NAIDOC Week for me personally is an opportunity to showcase my culture and my values to the rest of the community of lutruwita/Tasmania. However, I’d like to note that, as Aboriginal people we’re always celebrating who we are. There’s not just one week out of a year that we celebrate who we are. Our pride and our cultural values, our cultural practices, our ceremonies, we do that all the time.

So NAIDOC Week is an opportunity for the broader community to take the time to come in and celebrate with us and be part of our stories and hear our stories that go back a long way and connect with us meaningfully.

It’s Like Love is a song that recognises the importance of unconditional love in our life in the sense of giving unconditional love and, more importantly if not equally, receiving unconditional love, opening ourselves up to be able to receive unconditional love.

The song for me goes back to a really personal place. It’s about my grandmother, Bev Smith, who’s the wife of Stan Smith who’s the great-grandchild of Fanny Cochrane Smith from the Nichols Rivulet area. And the song is about how she instilled pride and dignity. My grandmother, she’s a non-Aboriginal woman, but she still went out and she learnt our culture, as Aboriginal people, and she instilled that pride in our family.

So It’s Like Love is about that unconditional love. And it highlights the importance that non-Aboriginal play in instilling pride in Aboriginal people and in, specifically, our young people. Everybody has a role to play. Everybody is connected to the stories that go back over 60,000 years.

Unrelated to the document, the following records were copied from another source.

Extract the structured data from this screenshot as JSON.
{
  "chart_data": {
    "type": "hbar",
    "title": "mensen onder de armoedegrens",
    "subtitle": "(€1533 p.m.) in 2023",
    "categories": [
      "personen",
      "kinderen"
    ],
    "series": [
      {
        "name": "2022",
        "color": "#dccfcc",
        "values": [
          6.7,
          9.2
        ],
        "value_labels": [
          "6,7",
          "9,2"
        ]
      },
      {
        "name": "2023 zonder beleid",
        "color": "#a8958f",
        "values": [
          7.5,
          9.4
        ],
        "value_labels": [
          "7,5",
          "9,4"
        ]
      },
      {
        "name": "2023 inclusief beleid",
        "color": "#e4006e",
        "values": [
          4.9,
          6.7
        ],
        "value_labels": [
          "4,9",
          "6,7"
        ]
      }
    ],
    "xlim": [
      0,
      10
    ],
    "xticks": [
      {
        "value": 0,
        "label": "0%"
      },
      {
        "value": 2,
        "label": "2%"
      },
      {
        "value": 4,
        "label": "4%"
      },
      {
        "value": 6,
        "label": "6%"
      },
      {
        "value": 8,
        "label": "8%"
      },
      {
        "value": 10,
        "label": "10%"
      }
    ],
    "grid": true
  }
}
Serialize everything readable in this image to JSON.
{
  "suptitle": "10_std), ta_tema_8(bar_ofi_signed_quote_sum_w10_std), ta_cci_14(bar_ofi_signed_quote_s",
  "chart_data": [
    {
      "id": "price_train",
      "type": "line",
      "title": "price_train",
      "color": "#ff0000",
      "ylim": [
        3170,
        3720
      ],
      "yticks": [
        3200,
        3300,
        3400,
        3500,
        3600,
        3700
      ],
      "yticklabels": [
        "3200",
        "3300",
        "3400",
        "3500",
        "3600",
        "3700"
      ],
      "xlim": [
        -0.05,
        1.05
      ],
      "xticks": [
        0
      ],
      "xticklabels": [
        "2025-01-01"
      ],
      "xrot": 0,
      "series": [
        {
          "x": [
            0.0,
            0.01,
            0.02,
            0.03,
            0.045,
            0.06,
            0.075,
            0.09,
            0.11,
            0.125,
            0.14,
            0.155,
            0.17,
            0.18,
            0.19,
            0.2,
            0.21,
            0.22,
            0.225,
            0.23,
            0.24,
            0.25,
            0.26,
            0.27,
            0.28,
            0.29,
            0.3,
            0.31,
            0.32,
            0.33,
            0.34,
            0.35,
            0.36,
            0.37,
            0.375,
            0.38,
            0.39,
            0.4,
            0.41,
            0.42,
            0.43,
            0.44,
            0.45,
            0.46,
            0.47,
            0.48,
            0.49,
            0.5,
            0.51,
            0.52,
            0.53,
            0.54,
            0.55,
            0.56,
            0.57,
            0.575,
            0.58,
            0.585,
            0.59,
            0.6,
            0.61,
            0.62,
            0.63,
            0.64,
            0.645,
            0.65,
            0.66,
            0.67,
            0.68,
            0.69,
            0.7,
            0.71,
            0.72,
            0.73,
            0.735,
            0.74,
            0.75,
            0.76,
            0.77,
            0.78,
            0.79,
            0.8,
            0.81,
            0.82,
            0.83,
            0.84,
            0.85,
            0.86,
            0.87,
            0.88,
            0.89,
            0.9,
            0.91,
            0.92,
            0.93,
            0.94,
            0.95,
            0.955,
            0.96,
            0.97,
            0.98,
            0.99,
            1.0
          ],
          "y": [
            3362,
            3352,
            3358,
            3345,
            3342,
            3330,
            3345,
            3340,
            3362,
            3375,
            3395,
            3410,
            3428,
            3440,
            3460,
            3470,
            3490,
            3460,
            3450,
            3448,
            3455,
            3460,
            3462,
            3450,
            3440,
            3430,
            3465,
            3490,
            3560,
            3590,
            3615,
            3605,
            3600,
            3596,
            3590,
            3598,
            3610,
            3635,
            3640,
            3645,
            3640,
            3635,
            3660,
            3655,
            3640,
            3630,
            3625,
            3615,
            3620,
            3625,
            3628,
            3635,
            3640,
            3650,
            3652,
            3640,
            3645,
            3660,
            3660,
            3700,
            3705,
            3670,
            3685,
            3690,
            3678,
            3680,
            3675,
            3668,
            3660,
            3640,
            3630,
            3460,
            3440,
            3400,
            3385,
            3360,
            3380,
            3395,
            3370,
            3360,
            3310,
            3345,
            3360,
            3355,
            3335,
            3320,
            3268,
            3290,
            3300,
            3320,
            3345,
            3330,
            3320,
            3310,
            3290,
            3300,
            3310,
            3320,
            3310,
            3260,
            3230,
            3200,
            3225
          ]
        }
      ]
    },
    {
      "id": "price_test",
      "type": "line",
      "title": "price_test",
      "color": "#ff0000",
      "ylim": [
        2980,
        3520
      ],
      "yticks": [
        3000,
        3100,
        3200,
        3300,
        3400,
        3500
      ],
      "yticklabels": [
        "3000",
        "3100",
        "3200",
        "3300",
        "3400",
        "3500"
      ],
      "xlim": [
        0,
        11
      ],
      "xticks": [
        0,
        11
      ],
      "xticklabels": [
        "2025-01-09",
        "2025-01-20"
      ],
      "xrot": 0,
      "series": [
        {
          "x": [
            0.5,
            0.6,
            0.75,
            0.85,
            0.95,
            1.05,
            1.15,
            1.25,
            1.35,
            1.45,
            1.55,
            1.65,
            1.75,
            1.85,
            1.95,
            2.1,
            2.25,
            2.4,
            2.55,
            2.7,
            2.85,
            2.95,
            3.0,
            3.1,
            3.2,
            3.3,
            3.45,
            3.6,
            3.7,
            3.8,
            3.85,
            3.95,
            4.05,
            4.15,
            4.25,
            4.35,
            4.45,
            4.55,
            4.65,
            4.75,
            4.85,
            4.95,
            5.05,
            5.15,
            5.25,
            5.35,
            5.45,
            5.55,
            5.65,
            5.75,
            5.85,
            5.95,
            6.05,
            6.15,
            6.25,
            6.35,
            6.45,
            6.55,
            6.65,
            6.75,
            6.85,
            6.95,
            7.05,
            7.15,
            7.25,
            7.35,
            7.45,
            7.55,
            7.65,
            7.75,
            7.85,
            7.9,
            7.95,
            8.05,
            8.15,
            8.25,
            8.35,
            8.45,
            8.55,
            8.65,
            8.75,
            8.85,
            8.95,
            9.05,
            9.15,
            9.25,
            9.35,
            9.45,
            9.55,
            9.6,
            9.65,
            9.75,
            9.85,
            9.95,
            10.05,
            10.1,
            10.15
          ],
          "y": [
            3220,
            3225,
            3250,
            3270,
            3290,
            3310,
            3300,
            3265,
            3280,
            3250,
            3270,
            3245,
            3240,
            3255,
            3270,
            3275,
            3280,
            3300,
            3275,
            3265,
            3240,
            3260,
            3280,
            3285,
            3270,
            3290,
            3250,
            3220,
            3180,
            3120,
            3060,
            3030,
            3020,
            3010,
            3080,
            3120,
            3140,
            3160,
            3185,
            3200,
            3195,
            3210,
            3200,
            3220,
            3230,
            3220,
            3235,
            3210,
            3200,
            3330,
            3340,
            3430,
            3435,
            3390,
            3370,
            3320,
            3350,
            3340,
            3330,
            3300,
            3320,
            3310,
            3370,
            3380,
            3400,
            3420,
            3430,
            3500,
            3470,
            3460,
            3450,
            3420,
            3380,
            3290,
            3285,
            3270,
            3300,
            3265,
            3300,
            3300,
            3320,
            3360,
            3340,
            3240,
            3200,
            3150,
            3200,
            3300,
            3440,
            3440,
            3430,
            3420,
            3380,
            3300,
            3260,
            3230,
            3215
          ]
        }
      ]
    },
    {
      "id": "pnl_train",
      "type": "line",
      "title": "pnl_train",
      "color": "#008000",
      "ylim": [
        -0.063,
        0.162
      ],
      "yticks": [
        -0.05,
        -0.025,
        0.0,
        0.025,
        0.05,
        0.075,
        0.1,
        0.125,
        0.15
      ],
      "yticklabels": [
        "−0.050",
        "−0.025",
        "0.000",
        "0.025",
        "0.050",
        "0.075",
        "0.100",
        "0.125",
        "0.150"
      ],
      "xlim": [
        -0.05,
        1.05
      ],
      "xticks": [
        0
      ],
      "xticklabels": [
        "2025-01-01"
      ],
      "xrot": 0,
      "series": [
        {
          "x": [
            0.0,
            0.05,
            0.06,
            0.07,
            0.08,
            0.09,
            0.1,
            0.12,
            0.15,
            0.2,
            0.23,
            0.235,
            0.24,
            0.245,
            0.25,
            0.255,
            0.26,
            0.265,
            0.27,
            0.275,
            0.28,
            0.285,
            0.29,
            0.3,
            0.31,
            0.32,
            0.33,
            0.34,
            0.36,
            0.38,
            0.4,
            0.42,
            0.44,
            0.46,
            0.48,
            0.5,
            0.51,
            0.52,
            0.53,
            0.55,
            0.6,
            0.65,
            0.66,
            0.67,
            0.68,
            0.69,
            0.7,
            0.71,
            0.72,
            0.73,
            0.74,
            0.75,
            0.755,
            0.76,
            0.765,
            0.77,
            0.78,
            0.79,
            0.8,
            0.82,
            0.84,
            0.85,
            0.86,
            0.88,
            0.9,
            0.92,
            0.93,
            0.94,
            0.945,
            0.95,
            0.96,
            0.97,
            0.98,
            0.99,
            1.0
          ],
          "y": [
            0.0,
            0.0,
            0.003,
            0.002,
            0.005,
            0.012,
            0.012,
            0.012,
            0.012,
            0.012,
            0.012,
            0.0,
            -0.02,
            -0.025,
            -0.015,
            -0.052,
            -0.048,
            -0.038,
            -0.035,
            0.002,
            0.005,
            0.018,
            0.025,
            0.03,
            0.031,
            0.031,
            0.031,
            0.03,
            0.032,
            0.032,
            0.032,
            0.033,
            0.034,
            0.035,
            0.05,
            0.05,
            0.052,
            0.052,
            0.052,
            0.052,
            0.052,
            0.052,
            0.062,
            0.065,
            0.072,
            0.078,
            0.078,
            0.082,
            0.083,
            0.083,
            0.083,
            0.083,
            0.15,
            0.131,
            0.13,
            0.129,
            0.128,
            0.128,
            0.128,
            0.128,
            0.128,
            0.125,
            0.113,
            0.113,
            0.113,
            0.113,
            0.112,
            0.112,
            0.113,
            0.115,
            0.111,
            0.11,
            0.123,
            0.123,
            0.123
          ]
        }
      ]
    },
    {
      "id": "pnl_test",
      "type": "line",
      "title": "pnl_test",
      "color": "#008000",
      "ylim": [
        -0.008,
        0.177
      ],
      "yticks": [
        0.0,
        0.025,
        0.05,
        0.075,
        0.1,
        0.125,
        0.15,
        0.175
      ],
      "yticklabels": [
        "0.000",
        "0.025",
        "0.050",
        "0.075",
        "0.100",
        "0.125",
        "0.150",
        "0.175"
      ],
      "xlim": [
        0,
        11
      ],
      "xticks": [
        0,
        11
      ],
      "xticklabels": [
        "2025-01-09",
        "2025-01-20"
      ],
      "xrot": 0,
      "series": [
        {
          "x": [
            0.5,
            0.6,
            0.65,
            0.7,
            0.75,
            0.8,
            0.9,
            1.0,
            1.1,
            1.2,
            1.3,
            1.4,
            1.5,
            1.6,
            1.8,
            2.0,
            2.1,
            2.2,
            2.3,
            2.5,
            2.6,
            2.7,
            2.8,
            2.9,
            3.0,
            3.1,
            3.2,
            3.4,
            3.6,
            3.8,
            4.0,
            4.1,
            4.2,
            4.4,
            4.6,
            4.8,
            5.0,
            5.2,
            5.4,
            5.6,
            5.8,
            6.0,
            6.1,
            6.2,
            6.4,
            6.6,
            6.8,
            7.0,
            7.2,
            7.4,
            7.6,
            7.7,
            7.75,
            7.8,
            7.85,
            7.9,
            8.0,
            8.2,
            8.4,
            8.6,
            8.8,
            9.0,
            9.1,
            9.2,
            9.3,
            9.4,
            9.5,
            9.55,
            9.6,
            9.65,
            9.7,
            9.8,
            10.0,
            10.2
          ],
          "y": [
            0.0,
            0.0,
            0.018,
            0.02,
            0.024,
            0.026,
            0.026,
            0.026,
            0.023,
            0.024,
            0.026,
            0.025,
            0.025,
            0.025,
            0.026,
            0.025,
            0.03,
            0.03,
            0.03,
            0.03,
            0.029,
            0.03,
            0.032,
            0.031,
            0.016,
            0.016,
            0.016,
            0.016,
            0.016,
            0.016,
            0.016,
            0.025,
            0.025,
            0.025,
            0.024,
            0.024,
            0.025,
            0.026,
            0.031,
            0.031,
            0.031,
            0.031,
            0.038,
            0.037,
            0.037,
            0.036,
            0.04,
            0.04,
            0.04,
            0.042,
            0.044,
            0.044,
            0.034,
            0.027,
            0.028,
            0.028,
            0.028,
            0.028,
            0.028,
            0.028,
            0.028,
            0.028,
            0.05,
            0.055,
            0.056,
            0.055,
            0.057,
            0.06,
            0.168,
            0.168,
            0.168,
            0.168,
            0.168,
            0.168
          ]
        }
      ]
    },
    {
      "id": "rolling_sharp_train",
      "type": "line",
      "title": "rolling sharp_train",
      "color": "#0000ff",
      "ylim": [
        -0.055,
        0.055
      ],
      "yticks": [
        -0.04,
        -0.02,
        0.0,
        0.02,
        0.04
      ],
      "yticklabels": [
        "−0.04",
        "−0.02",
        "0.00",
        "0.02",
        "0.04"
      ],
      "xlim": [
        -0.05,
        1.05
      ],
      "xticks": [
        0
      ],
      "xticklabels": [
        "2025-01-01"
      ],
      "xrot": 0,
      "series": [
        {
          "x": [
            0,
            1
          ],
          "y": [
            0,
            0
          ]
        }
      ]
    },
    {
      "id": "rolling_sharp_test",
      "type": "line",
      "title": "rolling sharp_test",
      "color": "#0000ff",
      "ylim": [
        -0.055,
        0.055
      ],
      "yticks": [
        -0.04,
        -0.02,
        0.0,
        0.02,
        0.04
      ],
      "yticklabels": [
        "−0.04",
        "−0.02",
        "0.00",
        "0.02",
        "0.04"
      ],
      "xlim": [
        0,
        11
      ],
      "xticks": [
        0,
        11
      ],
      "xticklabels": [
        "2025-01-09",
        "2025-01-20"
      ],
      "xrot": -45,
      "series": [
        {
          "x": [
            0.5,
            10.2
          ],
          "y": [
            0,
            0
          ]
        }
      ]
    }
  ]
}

And similar to NAIDOC Week is about taking that opportunity to not lose 200 years of history but gain 60,000 years of history. That their history and stories go back 60,000 years not just 200 years. Us as Aboriginal people, we always had that connection. Always known the importance of that connection and the belonging but NAIDOC Week is an opportunity for you to understand how important that connection and belonging to Country is.